Possiamo quindi parlare di capacità estetico-contenutistica di una pagina web quando il designer riesce tramite la scelta opportuna dei caratteri tipografici a trasmettere una comunicazione verbale e visiva che diventa parte del lettore a mano a mano che si addentra nell’analisi della pagina stessa.
Una gerarchia visiva basata sull’uso di caratteri tipografici come un’adeguata punteggiatura, titoli, sottotitoli, utilizzo appropriato delle immagini facilitano il visitatore del nostro sito a integrarsi in esso e a percepire con consapevolezza il messaggio principale che da esso ne deriva. Le regole di base della tipografia per le pagine web sono pressoché simili a quelle comunemente usate per la stampa ma ci sono alcune piccole differenze non del tutto trascurabili come l’enorme differenza di risoluzione tra le due varianti. Mentre per la maggior parte delle riviste, magazine e giornali stampati la risoluzione comune è di circa 1200 dpi (acronimo di dots per inch, punti per pollici) raramente il monitor del nostro computer mostra più di 80 dpi. Questo elemento associato all’area utilizzabile per i nostri contenuti, molto inferiore a quella di una rivista stampata, influisce moltissimo sulla quantità di elementi che il copywriter può inserire nella pagina. La tipografia per il web inoltre soffre di fattori esterni che dovrebbero essere presi in considerazione dal designer prima e dallo sviluppatore poi per rendere quanto più uniforme il risultato finale che sarà visualizzato dai nostri lettori.
Typography from Jules van Helvoort on Vimeo.
Nella tipografia di una rivista stampata i fattori esterni che influiscono sul risultato finale della nostra opera dipendono in maggior parte da noi, nel caso del web le pagine create vengono rielaborate volta per volta rigo per rigo, titoli, sottotitoli e contenuti dall’interazione tra il browser in esecuzione, server web e sistema operativo dell’utente. Si comprende quindi che un autore web non potrà mai essere sicuro al 100% che il lettore visualizzi le pagine nello stesso modo in cui lui le ha progettate, cause ricorrenti possono essere un carattere mancante sulla macchina dell’utente, un browser obsoleto o semplicemente diverso dal nostro.
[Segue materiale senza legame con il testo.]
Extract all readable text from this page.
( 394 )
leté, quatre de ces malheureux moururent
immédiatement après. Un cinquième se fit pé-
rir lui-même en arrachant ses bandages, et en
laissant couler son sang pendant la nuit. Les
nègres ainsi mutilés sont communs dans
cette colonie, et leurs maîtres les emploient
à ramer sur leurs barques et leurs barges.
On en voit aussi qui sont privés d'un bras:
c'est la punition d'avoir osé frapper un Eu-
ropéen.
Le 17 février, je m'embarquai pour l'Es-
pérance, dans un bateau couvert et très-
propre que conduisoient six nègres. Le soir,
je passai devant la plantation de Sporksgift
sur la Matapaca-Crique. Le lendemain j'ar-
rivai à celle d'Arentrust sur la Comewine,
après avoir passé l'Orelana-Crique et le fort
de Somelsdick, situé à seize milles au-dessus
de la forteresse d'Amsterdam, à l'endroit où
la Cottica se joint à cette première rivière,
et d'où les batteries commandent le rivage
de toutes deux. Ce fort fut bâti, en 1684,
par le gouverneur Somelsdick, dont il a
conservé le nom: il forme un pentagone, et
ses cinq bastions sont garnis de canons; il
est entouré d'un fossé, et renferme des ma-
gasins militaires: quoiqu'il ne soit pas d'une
Come accennato precedentemente affinché un font sia visibile dal nostro lettore questo deve essere installato sul computer dell’utente, riducendo così la scelta del designer per il suo “atto creativo” a pochi font, definiti come web-safe installati su tutti i computer come Arial, Georgia, Times New Roman, Verdana e pochi altri. Eppure i caratteri tipografici contribuiscono a supportare la comunicazione di un sito web al pari, per esempio, dei colori. Esistono varie alternative percorribili dal designer per risolvere questo problema. La prima soluzione, forse la più comune usata finora, è quella di sostituire un titolo testuale per noi rappresentativo con un immagine contenente il titolo con il font da noi desiderato. Questa soluzione, anche se appare a prima vista la più facile, non è del tutto conveniente per diversi motivi. Il primo su tutti è la difficoltà nel cambiare il titolo qualora ci fosse la necessità di farlo, implicherebbe un cambiamento a livello grafico e non una semplice digitazione del nuovo contenuto testuale. L’altro motivo non secondo al primo è l’impossibilità da parte dei motori di ricerca di leggere il testo delle immagine, perdendo così in coerenza ed ottimizzazione del nostro lavoro.